Entre las medidas que hacen especiales a los motores de estos Mercedes-AMG E 63 4Matic + está el AMG Cylinder Management, un sistema que, por primera vez, se utilizó en el Mercedes SLK 55 consiguiendo rebajar notablemente el consumo de un deportivo. En estos Clase E permite desconectar, con carga parcial y entre 1.000 y 3.250 rpm, cuatro de los ocho cilindros —los de las posiciones dos, tres, cinco y ocho— reduciendo el gasto de gasolina que queda en una media homologada de 8,9 l/100 km, el equivalente a 203 g/km de CO2. El AMG Cylinder Management funciona gracias al trabajo sobre las válvulas de admisión y escape, algo posible puesto que el V8 cuenta con el sistema Camtronic, capaz de regular la alzada de las válvulas, semejante al que tienen los motores de cuatro cilindros de Mercedes.
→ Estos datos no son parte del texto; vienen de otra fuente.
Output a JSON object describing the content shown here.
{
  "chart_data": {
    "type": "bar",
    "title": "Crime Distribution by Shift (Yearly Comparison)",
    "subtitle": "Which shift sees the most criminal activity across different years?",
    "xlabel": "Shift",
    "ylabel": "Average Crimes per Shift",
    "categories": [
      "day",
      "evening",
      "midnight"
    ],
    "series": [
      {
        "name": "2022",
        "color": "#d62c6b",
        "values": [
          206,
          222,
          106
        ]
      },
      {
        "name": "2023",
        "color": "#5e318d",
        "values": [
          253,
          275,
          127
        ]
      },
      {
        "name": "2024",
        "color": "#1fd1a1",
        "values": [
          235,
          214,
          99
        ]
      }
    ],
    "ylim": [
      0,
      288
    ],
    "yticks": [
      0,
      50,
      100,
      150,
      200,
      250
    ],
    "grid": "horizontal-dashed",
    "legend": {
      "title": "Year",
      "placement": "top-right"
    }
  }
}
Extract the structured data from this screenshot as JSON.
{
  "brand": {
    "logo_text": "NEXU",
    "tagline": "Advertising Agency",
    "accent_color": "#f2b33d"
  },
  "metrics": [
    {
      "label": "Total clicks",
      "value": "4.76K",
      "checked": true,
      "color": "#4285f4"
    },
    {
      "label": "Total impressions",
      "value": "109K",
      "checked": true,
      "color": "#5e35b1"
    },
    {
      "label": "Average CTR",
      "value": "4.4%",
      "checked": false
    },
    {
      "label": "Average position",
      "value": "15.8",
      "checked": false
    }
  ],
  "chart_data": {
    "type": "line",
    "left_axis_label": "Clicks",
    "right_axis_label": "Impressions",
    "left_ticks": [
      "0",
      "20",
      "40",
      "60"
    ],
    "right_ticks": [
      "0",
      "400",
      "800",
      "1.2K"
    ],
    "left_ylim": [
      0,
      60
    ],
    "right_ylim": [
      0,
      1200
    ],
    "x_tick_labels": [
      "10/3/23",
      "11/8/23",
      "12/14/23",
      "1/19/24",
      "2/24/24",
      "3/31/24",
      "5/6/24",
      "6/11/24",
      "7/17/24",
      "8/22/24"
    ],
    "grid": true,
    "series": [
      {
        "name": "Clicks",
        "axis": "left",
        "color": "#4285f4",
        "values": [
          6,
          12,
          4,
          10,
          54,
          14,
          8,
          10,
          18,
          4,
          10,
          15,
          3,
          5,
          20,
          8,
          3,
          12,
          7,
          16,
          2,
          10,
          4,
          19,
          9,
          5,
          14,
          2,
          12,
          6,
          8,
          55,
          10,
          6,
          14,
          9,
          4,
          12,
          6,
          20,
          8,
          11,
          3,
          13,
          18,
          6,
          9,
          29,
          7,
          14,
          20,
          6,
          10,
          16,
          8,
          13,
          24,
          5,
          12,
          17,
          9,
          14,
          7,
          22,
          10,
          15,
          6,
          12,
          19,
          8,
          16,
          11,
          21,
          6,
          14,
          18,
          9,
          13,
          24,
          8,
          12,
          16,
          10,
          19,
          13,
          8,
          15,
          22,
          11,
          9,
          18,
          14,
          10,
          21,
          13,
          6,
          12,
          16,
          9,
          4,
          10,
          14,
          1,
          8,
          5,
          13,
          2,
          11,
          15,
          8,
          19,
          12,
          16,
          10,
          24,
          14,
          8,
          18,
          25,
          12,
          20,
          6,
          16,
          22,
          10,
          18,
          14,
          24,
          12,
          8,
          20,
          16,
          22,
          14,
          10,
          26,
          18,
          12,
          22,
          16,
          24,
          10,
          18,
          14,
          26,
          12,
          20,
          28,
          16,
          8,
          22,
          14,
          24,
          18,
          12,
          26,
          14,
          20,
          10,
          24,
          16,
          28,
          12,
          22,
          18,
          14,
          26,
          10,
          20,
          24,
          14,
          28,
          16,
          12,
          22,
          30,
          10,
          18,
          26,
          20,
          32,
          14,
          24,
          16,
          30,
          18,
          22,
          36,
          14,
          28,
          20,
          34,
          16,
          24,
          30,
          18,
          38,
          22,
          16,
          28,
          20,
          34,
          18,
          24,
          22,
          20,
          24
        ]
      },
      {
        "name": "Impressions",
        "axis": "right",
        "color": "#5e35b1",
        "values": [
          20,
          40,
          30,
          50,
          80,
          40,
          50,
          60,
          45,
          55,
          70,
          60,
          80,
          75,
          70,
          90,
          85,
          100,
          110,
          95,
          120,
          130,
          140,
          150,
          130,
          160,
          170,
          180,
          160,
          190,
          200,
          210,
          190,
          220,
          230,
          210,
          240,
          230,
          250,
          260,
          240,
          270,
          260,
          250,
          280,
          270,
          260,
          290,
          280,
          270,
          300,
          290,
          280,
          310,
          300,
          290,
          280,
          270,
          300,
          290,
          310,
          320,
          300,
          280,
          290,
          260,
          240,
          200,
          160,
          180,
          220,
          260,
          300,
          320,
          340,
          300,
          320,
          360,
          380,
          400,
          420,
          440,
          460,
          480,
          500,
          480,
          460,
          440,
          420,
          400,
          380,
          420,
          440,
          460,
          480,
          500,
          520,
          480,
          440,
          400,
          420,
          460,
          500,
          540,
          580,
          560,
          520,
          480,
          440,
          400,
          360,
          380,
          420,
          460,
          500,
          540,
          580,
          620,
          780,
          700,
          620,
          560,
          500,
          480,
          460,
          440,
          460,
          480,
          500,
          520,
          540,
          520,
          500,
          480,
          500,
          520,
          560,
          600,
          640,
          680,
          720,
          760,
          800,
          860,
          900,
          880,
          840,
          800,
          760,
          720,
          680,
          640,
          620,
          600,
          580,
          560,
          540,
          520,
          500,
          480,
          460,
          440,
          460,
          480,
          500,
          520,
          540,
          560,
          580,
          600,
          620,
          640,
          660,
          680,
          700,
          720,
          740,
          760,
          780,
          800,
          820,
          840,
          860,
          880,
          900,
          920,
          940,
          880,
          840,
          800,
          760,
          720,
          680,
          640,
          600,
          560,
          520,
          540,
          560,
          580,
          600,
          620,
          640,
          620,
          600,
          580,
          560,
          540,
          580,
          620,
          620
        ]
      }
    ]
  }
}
Una caja de nueve velocidades

La transmisión de tanto empuje proveniente de este V8 —el par que desarrollan estos motores merece mención aparte: 76,5 mkg en el caso de la variante menos potente, 86,7 en de la de mayor caballaje— se hace a través de una caja AMG Speedshift MCT de nueve velocidades, una caja de cambios semejante a la que usan los AMG GT y AMG GT S con doble embrague y que se combina con un embrague adicional, en seco, que trabaja en las arrancadas. Junto a la tracción total 4Matic, capaz de variar la distribución de modo totalmente variable entre los dos ejes —hasta ahora, se daba preeminencia al eje trasero— ese cambio es otro de los elementos esenciales para conseguir tiempos de respuesta tan rápidos. Una tracción administrada por un embrague electromecánico. Además, como ocurre en los AMG GT, mientras que el Mercedes-AMG E 63 4Matic + recurre a un diferencial de deslizamiento limitado en el eje trasero de tipo mecánico, en la versión Mercedes-AMG E 63 S 4Matic+ éste está regulado electrónicamente, de modo que su gestión puede realizar una variación del bloqueo en aceleración y retención, favoreciéndose el paso por curva.

En todo caso, el Mercedes-AMG E 63 S 4Matic+ cuenta con un modo especial de tracción, el Drift —derrape—, seleccionable a través de las levas del cambio y en el que el ESP queda desactivado totalmente —puede desconectarse en tres etapas— y toda la fuerza del motor llega a las ruedas traseras, de modo que se convierte en un coche puramente de propulsión.